Ray Tan, assistant general manager at Fortuna Hotel Hanoi, told Tuoi Tre News that his heart was broken upon hearing about the passing of Lee. “The first thing that came to my thoughts was we lost a great man, the founding father. Mr. Lee was one of the most respected men in my whole life. The moment I heard the news, I could not sleep the whole night,” Tan said.
Tan said that all Singapreans should be grateful to Lee for what he has done for Singapore, such as transforming the city state from nothing into a very impressive country like it is today.
He hopes that young Singaporeas will carry out what Lee actually did but he doubts the Singaporean youth can do anything better than the late prime minister because “they still lack the wisdom Mr. Lee had.”
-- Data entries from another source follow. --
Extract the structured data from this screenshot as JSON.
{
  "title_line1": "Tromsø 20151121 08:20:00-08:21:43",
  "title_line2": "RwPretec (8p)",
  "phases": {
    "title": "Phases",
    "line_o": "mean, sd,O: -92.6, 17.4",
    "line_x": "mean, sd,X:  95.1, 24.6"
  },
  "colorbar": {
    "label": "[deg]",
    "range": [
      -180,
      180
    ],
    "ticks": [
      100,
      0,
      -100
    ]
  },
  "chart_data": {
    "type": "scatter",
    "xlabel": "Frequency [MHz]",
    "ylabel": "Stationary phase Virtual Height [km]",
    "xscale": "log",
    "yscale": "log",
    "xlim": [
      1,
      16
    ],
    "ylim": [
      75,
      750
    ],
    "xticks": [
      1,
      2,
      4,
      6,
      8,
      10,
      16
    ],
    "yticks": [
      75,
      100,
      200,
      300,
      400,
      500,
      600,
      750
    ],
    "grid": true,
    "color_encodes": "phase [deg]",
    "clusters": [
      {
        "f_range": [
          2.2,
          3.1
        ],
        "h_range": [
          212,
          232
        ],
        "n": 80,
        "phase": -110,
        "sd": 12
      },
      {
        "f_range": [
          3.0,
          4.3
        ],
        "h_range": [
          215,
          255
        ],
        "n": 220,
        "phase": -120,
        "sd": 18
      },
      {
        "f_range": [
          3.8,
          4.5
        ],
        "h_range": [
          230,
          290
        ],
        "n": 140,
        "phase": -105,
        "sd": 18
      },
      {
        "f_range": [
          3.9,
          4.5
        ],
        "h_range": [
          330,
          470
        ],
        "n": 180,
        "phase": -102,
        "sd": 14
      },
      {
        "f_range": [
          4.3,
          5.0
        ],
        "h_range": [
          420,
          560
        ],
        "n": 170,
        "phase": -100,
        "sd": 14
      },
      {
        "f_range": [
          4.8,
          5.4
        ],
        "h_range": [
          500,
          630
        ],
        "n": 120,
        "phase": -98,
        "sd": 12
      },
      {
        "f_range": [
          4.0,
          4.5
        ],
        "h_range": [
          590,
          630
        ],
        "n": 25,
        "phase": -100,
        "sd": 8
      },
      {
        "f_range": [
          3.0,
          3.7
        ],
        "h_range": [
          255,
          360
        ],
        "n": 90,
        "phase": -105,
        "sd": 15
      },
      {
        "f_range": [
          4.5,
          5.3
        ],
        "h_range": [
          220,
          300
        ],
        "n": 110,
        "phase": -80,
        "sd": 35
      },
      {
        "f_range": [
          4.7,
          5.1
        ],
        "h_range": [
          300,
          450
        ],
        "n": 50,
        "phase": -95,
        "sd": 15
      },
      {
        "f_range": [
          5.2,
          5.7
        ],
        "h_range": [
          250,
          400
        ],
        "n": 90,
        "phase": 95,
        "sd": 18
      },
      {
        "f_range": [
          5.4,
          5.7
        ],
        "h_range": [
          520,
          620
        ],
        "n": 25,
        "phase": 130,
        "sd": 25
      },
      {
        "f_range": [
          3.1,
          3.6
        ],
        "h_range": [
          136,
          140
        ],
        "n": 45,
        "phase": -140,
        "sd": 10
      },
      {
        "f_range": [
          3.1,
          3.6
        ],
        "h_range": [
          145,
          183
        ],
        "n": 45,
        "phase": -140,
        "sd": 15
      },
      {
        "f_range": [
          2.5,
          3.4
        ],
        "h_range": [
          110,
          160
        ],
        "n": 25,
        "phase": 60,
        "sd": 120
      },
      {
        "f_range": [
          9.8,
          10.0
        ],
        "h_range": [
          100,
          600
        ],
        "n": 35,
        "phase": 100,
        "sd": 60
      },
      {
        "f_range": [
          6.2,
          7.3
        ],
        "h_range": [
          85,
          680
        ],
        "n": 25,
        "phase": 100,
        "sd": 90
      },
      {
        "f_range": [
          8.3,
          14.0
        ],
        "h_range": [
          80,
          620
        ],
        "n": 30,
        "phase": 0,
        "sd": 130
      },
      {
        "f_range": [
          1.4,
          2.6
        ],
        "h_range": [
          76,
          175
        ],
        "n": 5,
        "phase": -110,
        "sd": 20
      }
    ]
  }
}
Tan said Prime Minister Lee Hsien Loong is also a respectful man and he believes that the incumbent premier is able to carry his father’s legacy.
Nadia and Nurul Ardilla, two young Singaporean trainees at a hotel in the Vietnamese capital, also came to pay tribute to Lee.
Nurul told Tuoi Tre News that she learned about Lee’s contributions and how he helped Singapore gain independence at school. “We all know that Mr. Lee was a great man. I can see he was great and very consistent with how he wanted Singapore to be,” Ardilla said.
Meanwhile, Nadia said that late PM Lee was brave because he gave up his life to build Singapore into an advanced country. “He was a great man to build Singapore for almost 50 years. I had wished that he could celebrate Singapore’s 50th birthday. But I think if you have to go, you have to go,” said Nadia. “It is great to know that he has formed a legacy here and that is something to remember”.
Nadia said her generation still cannot understand how Singapore was built up because they were born when their country was already successful. “We are privilleged to see the transformation happen,” she concluded.
Lee Kuan Yew died at 3:18 am local time (3:18 p.m. EDT) at Singapore General Hospital, where he had been admitted on February 5 suffering from pneumonia.
The government has declared a period of national mourning until his funeral on Sunday. Lee's family will hold a private wake in the next two days, then his body will lie in state at parliament from Wednesday to Saturday.
Lee, a fourth-generation Singaporean, co-founded the People's Action Party, which has ruled the city state since 1959 and led the newly born country when it was separated from Malaysia in 1965.
He stepped down as prime minister in 1990, handing power to Goh Chok Tong, but remained influential as senior minister in Goh's cabinet and later as "minister mentor" when his eldest son, Lee Hsien Loong, became prime minister in 2004.
The older Lee advocated free-wheeling market capitalism while keeping tight control over social behavior, from banning chewing gum to caning graffitists.